Wednesday, September 10, 2008

Questions & Answers on

I'm an expert in the Boxer breed category for and thought it would be helpful to post some of those Q & As here.


My male boxer is 5 months old. recently he has been very aggressive, he gets in these moods where he growls, barks, jumps, and bites. You can tell him off or no, but he gets more aggressive. I am at my wits end at what to do. I have already tried taking him to the classes, and that is when his behavior got out of control. PLEASE HELP ME!!!!

You took him to classes and that's when his behavior got out of control?

Was the "classes" with a trainer and you and your Boxer, or did you leave him with a trainer without being there?

These are important factors. Leaving him doesn't help establish that you are the master-- the "alpha" of him.

He is only 5 months old and at a playful stage.

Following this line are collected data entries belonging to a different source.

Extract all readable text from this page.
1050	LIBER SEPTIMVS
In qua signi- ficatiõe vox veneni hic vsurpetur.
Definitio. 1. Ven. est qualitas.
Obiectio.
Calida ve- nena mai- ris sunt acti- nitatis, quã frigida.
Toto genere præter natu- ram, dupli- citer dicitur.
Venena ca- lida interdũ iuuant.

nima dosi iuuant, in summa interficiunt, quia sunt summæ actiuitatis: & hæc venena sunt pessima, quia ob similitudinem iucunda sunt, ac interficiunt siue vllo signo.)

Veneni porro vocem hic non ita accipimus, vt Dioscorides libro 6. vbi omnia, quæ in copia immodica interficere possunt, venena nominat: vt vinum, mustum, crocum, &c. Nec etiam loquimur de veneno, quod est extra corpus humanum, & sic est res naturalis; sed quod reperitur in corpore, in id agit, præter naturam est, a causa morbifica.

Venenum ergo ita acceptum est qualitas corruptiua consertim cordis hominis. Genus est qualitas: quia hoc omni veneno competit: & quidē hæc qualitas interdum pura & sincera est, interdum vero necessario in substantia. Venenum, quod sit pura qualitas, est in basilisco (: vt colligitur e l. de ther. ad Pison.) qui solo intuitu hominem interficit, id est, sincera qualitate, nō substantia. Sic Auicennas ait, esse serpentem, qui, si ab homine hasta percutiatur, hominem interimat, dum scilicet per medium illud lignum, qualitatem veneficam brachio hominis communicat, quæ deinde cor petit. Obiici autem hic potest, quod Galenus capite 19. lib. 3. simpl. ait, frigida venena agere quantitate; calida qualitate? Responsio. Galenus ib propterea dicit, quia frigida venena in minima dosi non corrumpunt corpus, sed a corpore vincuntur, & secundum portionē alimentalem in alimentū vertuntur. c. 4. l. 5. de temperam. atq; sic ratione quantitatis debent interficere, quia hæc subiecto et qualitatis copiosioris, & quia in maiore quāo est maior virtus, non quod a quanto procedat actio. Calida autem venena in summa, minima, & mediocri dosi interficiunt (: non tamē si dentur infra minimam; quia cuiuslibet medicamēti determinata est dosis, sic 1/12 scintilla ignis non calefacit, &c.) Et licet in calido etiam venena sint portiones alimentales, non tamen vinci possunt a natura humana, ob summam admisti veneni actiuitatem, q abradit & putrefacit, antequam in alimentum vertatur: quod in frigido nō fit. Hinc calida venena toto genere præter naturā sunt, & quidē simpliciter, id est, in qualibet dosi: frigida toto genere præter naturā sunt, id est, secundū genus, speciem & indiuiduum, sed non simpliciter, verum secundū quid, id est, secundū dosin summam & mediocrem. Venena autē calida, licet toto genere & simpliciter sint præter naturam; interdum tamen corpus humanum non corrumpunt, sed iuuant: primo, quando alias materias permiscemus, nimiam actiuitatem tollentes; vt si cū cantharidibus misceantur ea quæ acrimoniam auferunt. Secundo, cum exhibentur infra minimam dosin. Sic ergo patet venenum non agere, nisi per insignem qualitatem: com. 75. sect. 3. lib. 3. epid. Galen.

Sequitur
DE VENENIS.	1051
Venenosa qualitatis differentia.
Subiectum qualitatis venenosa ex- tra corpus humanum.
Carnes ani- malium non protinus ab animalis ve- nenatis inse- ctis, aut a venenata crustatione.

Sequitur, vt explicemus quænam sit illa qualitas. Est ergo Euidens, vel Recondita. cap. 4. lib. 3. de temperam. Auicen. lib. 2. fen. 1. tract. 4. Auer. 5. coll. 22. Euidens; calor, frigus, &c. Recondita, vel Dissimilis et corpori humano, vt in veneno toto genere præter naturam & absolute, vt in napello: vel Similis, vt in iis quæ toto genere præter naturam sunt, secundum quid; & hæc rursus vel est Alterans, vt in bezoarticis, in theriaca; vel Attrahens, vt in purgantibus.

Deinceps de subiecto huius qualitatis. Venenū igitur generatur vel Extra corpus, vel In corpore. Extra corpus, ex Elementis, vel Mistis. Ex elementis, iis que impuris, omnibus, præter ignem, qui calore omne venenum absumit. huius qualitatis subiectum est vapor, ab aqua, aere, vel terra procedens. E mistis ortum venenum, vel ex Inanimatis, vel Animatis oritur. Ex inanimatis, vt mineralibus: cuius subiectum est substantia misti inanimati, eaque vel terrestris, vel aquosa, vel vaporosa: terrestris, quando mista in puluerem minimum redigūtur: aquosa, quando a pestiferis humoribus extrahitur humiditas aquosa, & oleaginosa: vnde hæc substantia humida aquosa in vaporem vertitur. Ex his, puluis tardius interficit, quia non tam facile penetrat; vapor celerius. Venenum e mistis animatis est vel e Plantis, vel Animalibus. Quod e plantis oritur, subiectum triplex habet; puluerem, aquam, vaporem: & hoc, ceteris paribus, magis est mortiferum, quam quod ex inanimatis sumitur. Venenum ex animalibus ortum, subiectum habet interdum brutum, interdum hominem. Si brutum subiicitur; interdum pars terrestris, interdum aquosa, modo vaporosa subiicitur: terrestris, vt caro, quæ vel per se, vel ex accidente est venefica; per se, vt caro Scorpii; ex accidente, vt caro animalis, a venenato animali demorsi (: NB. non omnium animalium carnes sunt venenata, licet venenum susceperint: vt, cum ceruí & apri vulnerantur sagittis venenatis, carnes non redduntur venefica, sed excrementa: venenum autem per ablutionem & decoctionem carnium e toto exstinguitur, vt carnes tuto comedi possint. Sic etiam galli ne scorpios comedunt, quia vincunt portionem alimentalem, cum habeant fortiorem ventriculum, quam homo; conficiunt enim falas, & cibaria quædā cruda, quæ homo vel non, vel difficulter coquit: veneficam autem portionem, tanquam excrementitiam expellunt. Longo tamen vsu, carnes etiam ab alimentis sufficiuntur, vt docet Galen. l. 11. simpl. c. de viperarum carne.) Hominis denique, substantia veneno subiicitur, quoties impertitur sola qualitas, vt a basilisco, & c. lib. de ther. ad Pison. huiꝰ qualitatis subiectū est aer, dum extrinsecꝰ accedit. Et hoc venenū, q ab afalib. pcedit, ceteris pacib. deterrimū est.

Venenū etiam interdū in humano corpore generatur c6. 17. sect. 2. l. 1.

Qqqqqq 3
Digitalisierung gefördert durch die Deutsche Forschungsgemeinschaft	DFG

Do you have other dogs in your home?

It is too difficult to answer because I don't know everything about your home and classes to evaluate for you.

Please tell me if there are other dogs in your home and what kind of classes absentee or present... Tell me as much as possible.

Since he is 5 months old, his playing style is aggressive and growling is a normal Boxer play (as well as a warning) and barking is playing, etc. Does he "play bow"? That's putting his butt up and his front down... That is playfulness.

It does sound like a Boxer playful mischief, and that can get out of control. It does not sound as aggression.

Spend time playing with him, let him bark and growl playing and play fighting with him. Use a tug-of-war toy, a ball, any toy he likes, throw ball, tug-a-war with him, rough house, etc. It's pent up energy and a release for him.

He isn't getting enough exercise to release his energy and tire him. He needs to be in the backyard to run, and when nice weather, you play outside with him too. Spend quality time with him as you teach him the things you want to teach him.

Have you leash trained him yet? This is EXTREMELY important for a Boxer owner. Have you trained him to mind you on command?

Start now before it's too late. Reward him with treats, or small pieces of cheese when he TRIES and when he gets things right too.

Be sure to call him by his name so he knows you are talking directly to him, capture his eye to eye contact to know you have his attention, and make him stay calm when training and leash training. There is a difference in that and in wildly playing and rough housing around.

If you don't want the playing all the time or at certain times, start the command training now to discontinue the playing except when allowed. Tell him to "settle" and physically make him stop and sit and calm him. Use a soothing, reassuring voice to assure he is loved and all is okay.

Make play times routine at routine times if possible, because dogs have a built in clock and he will know when to play.

Feel free to ask me more but provide the answers I've asked so I can get a full picture to evaluate the problem if it is a problem.